Tag: apache bench

Apache Bench

Apache Bench is either the first or second most useful PHP tool (with Xdebug being the other). I described the basic theory of Apache Bench in an earlier post. That’s a short post, so I won’t repeat it. This will be another short post, with a small note on how I use it day-to-day. If you are changing something in the system, a piece of code, a database setting, an OS setting… anything! for performance reasons, and you want to see if it makes any difference, use Apache Bench. Fire up a quick test before the change, and after the change. ab runs very quickly (on the order of a few minutes on a slow machine), so you can run 1000 requests and not have to worry about your sample size. I even run it on my laptop. Even though my laptop introduces a lot of noise, it still gives relative results.
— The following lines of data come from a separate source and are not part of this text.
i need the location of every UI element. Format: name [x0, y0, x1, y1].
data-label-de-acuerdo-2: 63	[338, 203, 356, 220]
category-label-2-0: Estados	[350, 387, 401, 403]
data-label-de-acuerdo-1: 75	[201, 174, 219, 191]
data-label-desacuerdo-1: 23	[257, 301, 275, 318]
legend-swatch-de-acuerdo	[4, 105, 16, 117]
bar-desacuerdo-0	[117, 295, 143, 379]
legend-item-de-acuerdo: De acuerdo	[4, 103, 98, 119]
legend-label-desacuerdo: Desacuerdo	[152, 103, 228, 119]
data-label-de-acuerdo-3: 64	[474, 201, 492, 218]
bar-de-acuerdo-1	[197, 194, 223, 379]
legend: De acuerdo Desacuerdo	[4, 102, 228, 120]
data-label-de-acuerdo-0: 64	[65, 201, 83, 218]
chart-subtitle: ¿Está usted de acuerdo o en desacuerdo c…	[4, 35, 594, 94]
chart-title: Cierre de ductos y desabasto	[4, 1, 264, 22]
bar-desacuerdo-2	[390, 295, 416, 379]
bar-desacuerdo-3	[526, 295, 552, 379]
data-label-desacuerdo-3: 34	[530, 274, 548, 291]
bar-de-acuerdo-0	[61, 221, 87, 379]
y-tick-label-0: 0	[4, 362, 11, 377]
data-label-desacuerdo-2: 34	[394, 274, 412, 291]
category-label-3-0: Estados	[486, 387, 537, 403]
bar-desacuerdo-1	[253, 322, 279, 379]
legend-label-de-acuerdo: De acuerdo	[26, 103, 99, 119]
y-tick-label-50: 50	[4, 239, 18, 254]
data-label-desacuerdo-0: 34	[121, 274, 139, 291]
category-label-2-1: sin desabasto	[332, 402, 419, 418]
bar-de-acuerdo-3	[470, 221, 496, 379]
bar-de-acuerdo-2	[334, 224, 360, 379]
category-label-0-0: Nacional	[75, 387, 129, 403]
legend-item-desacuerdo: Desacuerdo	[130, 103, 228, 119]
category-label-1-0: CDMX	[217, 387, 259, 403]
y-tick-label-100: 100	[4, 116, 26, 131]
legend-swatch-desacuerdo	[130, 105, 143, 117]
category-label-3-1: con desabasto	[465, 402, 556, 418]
I usually run it two ways before the change, and two ways after.

% ab -n 1000 -c 1 http://www.whatever.com

That usually gets me a good idea of improving performance.

% ab -c 100 -t 60 http://www.whatever.com

That usually gets me a good idea of scaling under load.

UPDATE: There have been reports that Apache Bench is not reliable.

Performance !== Scalability

When we talk about performance, it is the response time of a single request, web page, SQL query, etc. It is the actual execution time for something in the absence of load. To illustrate, suppose you wanted to test the performance of a web page using Apache Bench. You should run something like:

% ab -n 1000 -c 1 http://www.whatever.com

The -n is the number of requests and the -c is the number of concurrent requests. Since we’re interested in end-to-end response time, we only need one concurrent request. Scalability is usually about throughput, or the number of concurrent requests within a certain period of time. Using the example above, the Apache Bench command should be something like:

% ab -c 100 -t 60 http://www.whatever.com

The -t is the amount of time to run the test. We can vary -c until individual response times begin to grow, at which point something in the system has reached its maximum capacity.